Publication year - 2009
Publication title -
journal of clinical laboratory analysis
Language(s) - English
Resource type - Journals
SCImago Journal Rank - 0.536
H-Index - 50
eISSN - 1098-2825
pISSN - 0887-8013
DOI - 10.1002/jcla.20317
Subject(s) - abo blood group system , elephantiasis , wuchereria bancrofti , lymphatic filariasis , filariasis , immunology , biology , phenotype , population , medicine , helminths , genetics , environmental health , gene
This study was aimed to elucidate the relationship between major blood group antigens (BGAs) and susceptibility or resistance to human lymphatic filariasis. A total of 492 human subjects, living in Raipur city of Chhattisgarh, endemic for bancroftian filariasis in Central India, were screened for the presence of Wuchereria bancrofti microfilariae and disease manifestations.
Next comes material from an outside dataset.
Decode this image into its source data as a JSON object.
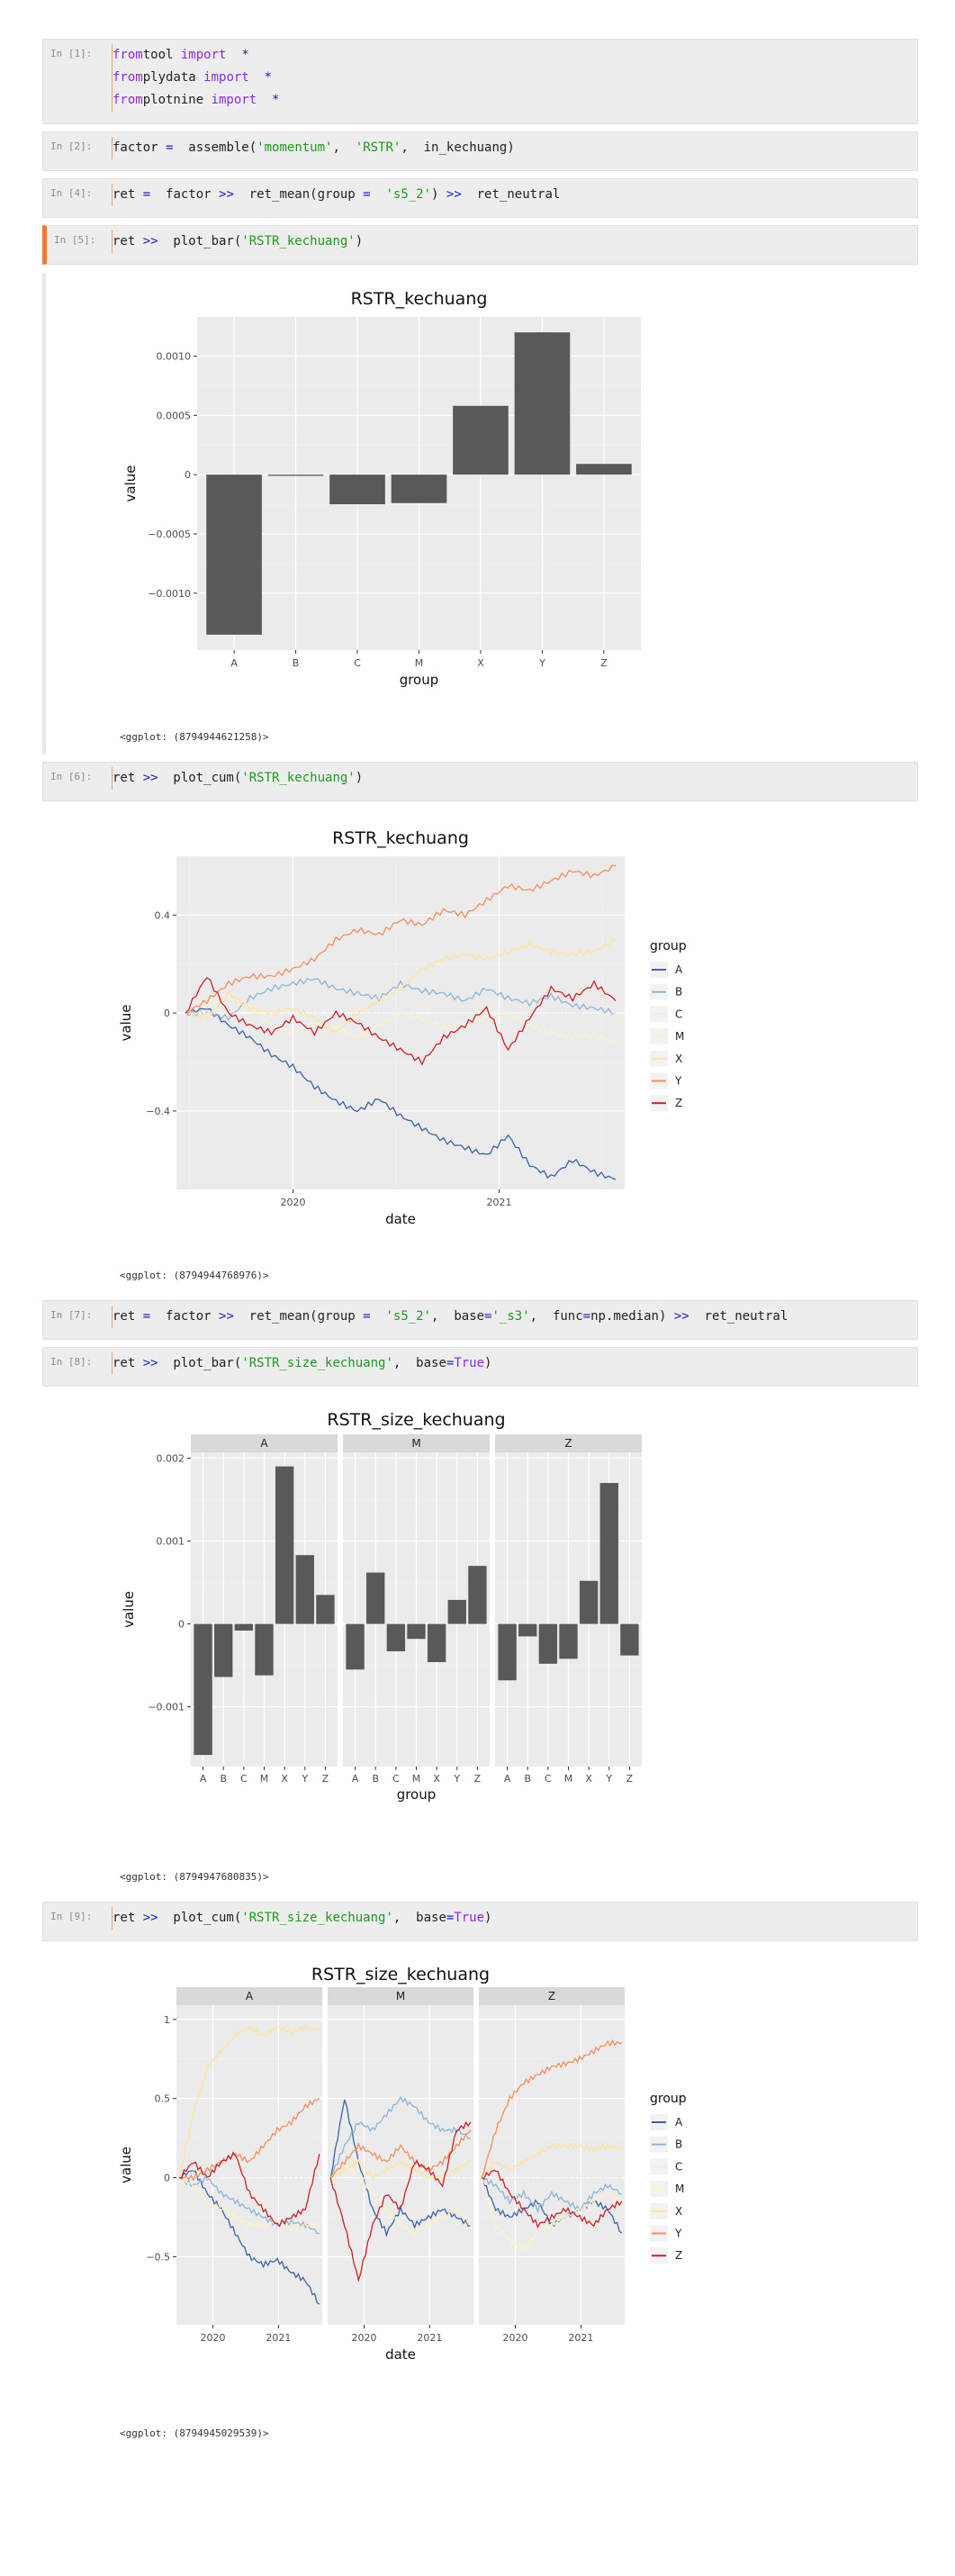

The frequency of BGAs was tabulated as a function of the status of filariasis, namely normal (no infection), mf carrier (presence of microfilariae in blood), and elephantiasis (confirmed clinical manifestations). The comparison of ABO phenotype distributions among all the three groups clearly indicated that disease status has a significant relationship with the blood group attributes. The result of χ 2 analysis of the frequencies of ABO phenotypes observed in microfilaraemic and elephantiasis groups (observed frequency vs. expected frequency computed based on the distribution of the normal population) revealed that there has been a significant alteration in the distribution of ABO phenotypes in microfilaraemic, but not in elephantiasis, group. The susceptibility to filarial infection was computed as a function of blood group phenotypes in the population. The susceptibility and conditional susceptibility for elephantiasis were the least among the subjects with AB phenotypes. The mechanism of association between filariasis and ABO antigens needs to be further explored to understand how the distribution of BGAs affects susceptibility/resistance to infection. J. Clin. Lab. Anal. 23:186–191, 2009. © 2009 Wiley‐Liss, Inc.